Easter Recess: F, M no class
Week 13(-3):
Read 7.3; 7.3: 37 [closed 3 tank system with oscillations, plug into Eq(22), solve by eigenvector method].
on chapter 5 plus eigenvector method for solving 1st order linear homogeneous constant coefficient linear systems;
read test rules;
Think of the this take-home test as an exercise in "writing intensive" technical expression. Try to impress me as though it were material for a job interview (you're fired! or you're hired! ?). In a real world technical job, you need to be able to write coherent technical reports that other people can follow.

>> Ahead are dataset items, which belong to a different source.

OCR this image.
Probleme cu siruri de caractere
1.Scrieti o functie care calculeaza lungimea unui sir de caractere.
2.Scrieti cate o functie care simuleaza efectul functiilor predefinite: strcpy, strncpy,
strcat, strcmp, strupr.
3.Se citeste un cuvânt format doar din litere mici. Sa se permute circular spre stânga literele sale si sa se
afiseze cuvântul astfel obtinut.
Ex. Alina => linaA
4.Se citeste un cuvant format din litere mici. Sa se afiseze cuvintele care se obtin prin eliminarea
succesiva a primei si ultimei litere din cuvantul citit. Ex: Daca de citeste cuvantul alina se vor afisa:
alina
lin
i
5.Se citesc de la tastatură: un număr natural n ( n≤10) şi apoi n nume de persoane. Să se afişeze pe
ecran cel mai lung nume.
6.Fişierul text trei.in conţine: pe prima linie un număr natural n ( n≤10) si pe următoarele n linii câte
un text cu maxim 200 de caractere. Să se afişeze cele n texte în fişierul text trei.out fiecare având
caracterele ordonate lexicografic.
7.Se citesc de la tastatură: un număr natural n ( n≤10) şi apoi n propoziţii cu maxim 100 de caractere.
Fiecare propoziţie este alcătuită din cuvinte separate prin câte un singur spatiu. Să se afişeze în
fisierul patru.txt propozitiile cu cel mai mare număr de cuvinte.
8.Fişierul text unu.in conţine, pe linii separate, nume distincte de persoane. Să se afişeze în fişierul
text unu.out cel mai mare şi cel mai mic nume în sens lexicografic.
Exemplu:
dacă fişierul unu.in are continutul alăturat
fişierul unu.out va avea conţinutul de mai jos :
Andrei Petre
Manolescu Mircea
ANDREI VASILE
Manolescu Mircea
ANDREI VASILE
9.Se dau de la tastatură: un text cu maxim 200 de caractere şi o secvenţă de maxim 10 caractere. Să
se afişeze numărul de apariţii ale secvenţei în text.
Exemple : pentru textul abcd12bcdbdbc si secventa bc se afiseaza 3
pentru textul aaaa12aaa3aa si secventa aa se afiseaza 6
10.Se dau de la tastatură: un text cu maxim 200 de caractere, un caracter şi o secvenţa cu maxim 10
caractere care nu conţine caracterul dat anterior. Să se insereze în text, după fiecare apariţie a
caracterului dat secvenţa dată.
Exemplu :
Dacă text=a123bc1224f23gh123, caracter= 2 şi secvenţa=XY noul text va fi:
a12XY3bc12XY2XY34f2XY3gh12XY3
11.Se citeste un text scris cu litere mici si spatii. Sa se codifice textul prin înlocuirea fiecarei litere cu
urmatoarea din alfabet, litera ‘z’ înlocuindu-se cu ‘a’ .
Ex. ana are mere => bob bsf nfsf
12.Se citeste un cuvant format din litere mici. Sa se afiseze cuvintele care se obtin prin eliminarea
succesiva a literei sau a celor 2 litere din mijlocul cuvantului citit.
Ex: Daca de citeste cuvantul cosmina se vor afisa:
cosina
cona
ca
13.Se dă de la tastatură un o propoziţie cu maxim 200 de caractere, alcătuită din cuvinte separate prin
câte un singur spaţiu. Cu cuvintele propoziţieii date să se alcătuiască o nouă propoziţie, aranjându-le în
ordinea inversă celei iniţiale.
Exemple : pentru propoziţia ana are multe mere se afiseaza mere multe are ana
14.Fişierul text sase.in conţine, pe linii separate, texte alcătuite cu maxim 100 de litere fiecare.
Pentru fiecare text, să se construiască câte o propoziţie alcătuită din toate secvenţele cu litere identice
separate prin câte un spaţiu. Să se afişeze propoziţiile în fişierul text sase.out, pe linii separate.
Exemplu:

7.4: 3, 9 (undriven/driven 3 spring system)
[also solve the IVP with inits: x(0)=0, x'(0)=0 ; continues 7.4.3; can use direct substitution of x1 = c5 cos(3t), x2 = c6 cos(3t) into DEs to determine c5,c6 since there is no damping term to mix cosines and sines].
Week 14(-3):
recall that the equations in standard form are:
x1 " = -(k1+k2)/m1 x1+ k2/m1 x2 + F1(t)/m1
x2 " = k2/m2 x1 -(k2+k3)/m2 x2 + F2(t)/m2
handout on second order system with resonance exploration.
7.4.15;
Reformulate 7.4.9 as a first order system of DEs for the 4 component initial condition (state) vector X = <x ,x'> and solve it by the eigenvector technique, comparing with the previous direct solution as a second order system
No homework reward for hard work on Test 3; catch up on old Maple if you are behind.
Week 15( -3):
for homework, review Final Exam 05S from the archives.
teaching evaluation forms [CATS!
];almost goodbye.
Final Exam Thursday May 11 4:15-6:45pm in your usual classroom.
MLRC problem session: Wednesday May 10: 4:15 slot
Office visits: Tuesday 7:45-4, Wednesday 7:45-4, Thurday 7:45-4 (approximately).